6 août 2014, Kangiqsualujjuaq — Tommy Snowball a attrapé un saumon de l’Atlantique dans ses filets. Il trouve qu’il y en a de plus en plus. Le saumon de l’Atlantique a des populations naturellement limitées dans les rivières de l’Ungava, qui est une région très nordique, proche des limites de son aire de répartition naturelle. Bien que limités, il y a des rapports anecdotiques et scientifiques indiquant que certaines rivières de l’Ungava connaissent une augmentation relative des observations de saumons. Les températures plus élevées pourraient avoir permis au saumon d’étendre son aire de distribution vers le nord, rendant certaines rivières de l’Ungava plus adaptées à la reproduction et à la migration.

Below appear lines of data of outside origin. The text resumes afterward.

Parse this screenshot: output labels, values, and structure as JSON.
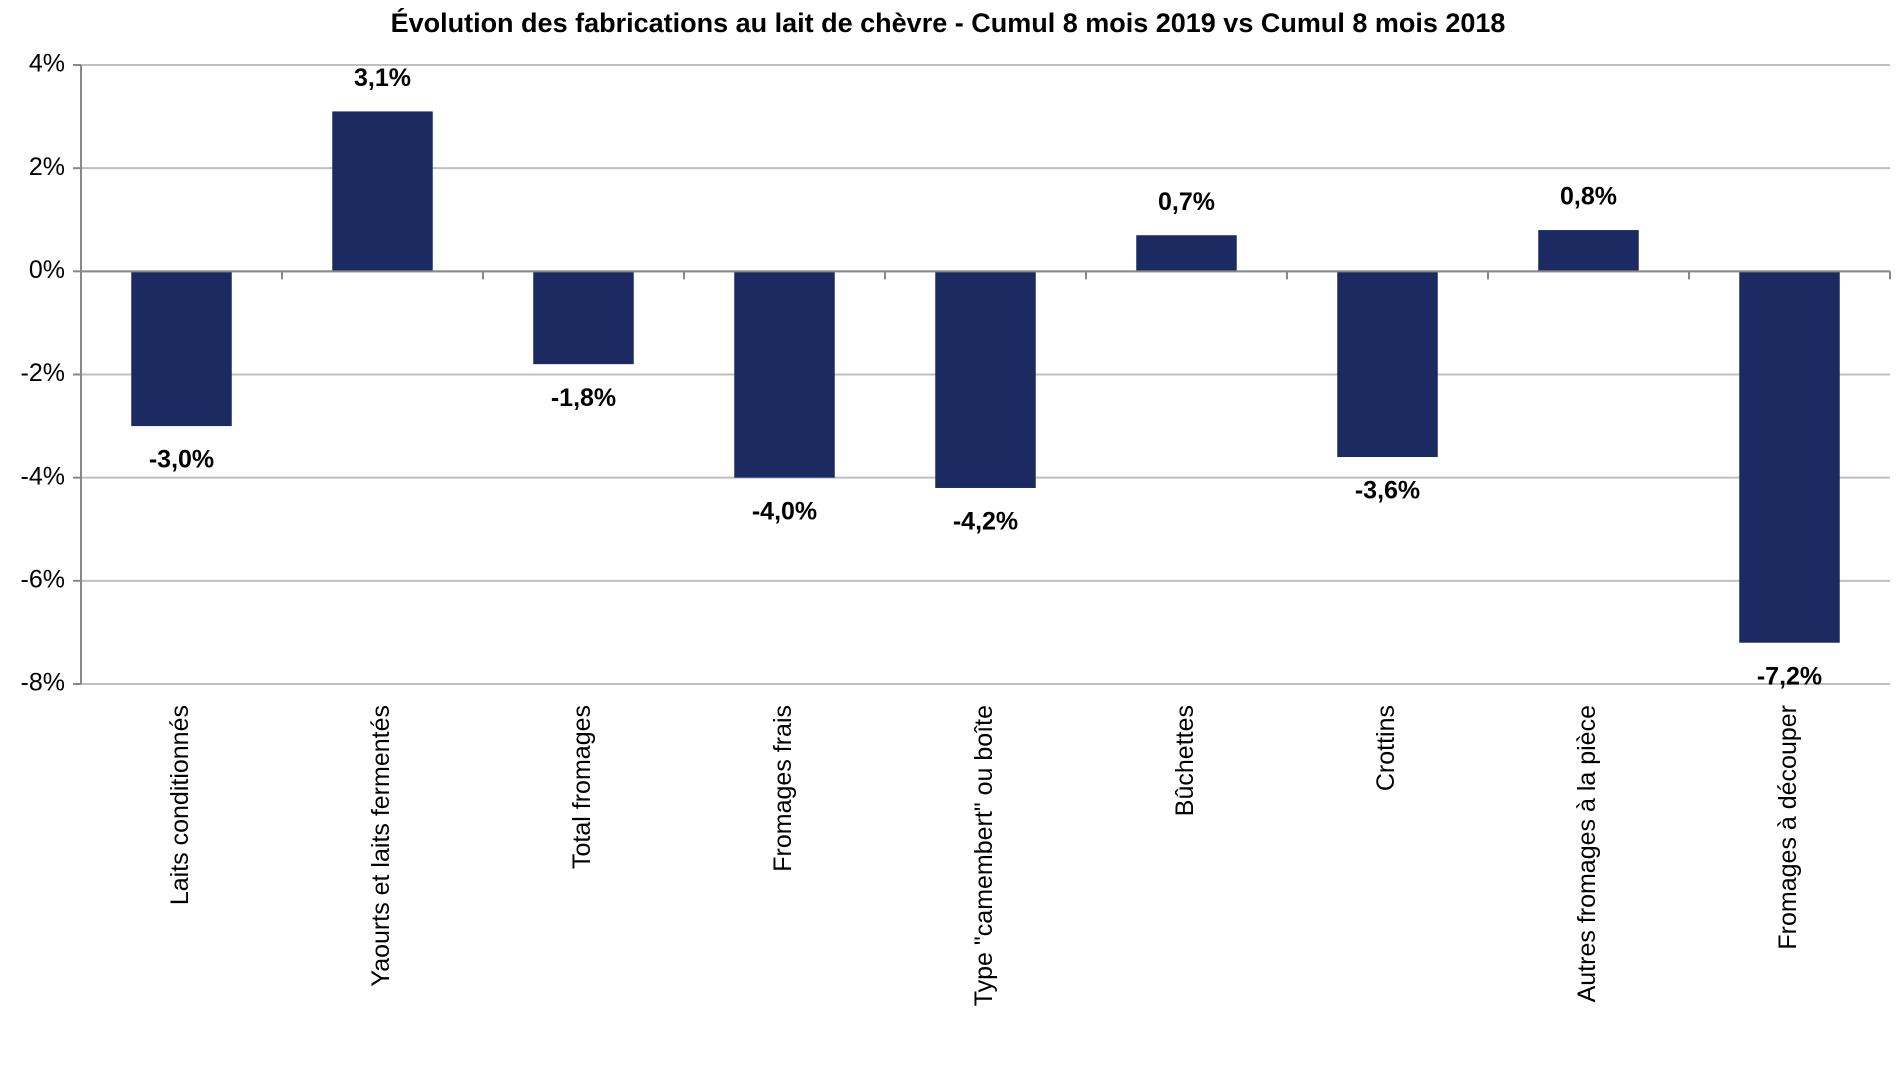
{
  "chart_data": {
    "type": "bar",
    "title": "Évolution des fabrications au lait de chèvre - Cumul 8 mois 2019 vs Cumul 8 mois 2018",
    "categories": [
      "Laits conditionnés",
      "Yaourts et laits fermentés",
      "Total fromages",
      "Fromages frais",
      "Type \"camembert\" ou boîte",
      "Bûchettes",
      "Crottins",
      "Autres fromages à la pièce",
      "Fromages à découper"
    ],
    "values": [
      -3.0,
      3.1,
      -1.8,
      -4.0,
      -4.2,
      0.7,
      -3.6,
      0.8,
      -7.2
    ],
    "value_labels": [
      "-3,0%",
      "3,1%",
      "-1,8%",
      "-4,0%",
      "-4,2%",
      "0,7%",
      "-3,6%",
      "0,8%",
      "-7,2%"
    ],
    "color": "#1b2a60",
    "ylim": [
      -8,
      4
    ],
    "yticks": [
      {
        "value": -8,
        "label": "-8%"
      },
      {
        "value": -6,
        "label": "-6%"
      },
      {
        "value": -4,
        "label": "-4%"
      },
      {
        "value": -2,
        "label": "-2%"
      },
      {
        "value": 0,
        "label": "0%"
      },
      {
        "value": 2,
        "label": "2%"
      },
      {
        "value": 4,
        "label": "4%"
      }
    ],
    "grid": true
  }
}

Novembre 2014 - Estuaire de la rivière George. Chasseurs inuits patrouillant dans l’estuaire à la recherche de phoques. La chasse aux phoques reste stable et cette viande reste l’aliment le plus populaire et le plus sain, physiquement et psychologiquement.
Estuaire de la rivière George. Chasseur inuit.
Felix St-Aubin, petit fils d’un Maître-chasseur de sa communauté, participe à son tour à la transmission du savoir. La chasse est le vecteur principal pour la transmission du savoir ancestral et la préservation de la culture. Les jeunes générations ont des difficultés à acquérir les techniques de chasse et les valeurs culturelles transmises depuis plus de 5 000 ans. Au cours des trois dernières décennies, la glace pluriannuelle, la glace la plus épaisse (et la plus ancienne) qui soutient l’écosystème marin de l’Arctique, a diminué de 95 %. Les anciens ne peuvent plus prédire des itinéraires sûrs sur la glace qui s’amincit, et les schémas de migration des animaux changent. L’avenir de la glace et de ceux qui y vivent est incertain.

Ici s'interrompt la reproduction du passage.